Friday, August 28, 2009

just ideas

Santo Daime is based upon tree structures: the church, the doctrine and the sacrament.

There are followers that give more emphasis to the institutional aspect; others emphasize the doctrinaire aspect and a few ones, in which I am included, consider the sacrament to be the most important element. The ‘institutionalists’ give emphasis to the administrative rules; the ‘doctrinerists’ to the liturgical and ritual norms; and the ‘sacramentalists’ to the development of the conscience. They are flexible before the rules of the first ones and the norms of the second.

Usually, the doctrinerists criticize the institutionalists. The first say that the second are bureaucratizing the doctrine, that they want to administer everything and everybody and that, deep inside, all they really want is money (the most radical doctrinerists totally oppose to the payment for the sacrament). The institutionalists on their turn aim to associate with the doctrinerists and they argue that a traditional behavior is no longer possible in the modern world, that it is necessary to modernize, to be democratic, to pay monthly fee so that the sacrament is not sold, and so and so. But, truthfully, the institutionalists believe that the doctrinerists are somehow hypocritical and false, that they use the traditional rigidity to hide their incapacity of personal and social change, once they are trapped on a net of parochial gossip.

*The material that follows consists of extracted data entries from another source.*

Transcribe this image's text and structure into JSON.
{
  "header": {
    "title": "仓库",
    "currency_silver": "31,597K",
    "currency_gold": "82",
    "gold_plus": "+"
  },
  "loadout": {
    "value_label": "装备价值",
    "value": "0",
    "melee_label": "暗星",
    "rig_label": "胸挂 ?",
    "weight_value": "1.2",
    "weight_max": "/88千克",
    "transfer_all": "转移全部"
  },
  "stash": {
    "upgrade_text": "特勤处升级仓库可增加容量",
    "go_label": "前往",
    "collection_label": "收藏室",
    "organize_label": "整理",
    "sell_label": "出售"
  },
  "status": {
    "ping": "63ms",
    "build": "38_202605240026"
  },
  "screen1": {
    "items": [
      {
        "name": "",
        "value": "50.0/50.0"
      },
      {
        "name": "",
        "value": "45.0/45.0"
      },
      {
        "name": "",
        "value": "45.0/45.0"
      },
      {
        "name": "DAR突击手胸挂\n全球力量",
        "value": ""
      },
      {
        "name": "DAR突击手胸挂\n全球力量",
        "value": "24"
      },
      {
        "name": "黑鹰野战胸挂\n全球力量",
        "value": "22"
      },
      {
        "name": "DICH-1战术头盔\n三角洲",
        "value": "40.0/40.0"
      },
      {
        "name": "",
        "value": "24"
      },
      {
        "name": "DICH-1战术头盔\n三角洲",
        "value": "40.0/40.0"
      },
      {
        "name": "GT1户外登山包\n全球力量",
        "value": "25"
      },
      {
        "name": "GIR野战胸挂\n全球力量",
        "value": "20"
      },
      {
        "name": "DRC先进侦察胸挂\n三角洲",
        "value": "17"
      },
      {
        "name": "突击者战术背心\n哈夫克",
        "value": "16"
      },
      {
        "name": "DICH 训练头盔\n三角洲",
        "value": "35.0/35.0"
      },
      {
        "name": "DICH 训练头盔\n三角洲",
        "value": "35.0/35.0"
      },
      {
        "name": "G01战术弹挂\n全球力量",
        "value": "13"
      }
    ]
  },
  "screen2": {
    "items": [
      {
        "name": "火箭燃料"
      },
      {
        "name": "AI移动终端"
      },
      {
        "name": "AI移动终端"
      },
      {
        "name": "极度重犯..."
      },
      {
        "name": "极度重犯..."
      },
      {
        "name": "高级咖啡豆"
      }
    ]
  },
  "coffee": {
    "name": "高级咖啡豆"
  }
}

Both conceptions, the institutionalist and the doctrinerist, are consumers of Daime. Only sacramentalists understand Santo Daime as a production process capable of changing their agents. The church and the doctrine came from within the sacrament. However, in order to develop Santo Daime as a whole, it has to integrate the institutional, doctrinaire and of self-sufficiency aspects. The exaggerated development of the two consuming types leads to the dependence of the groups on the forest.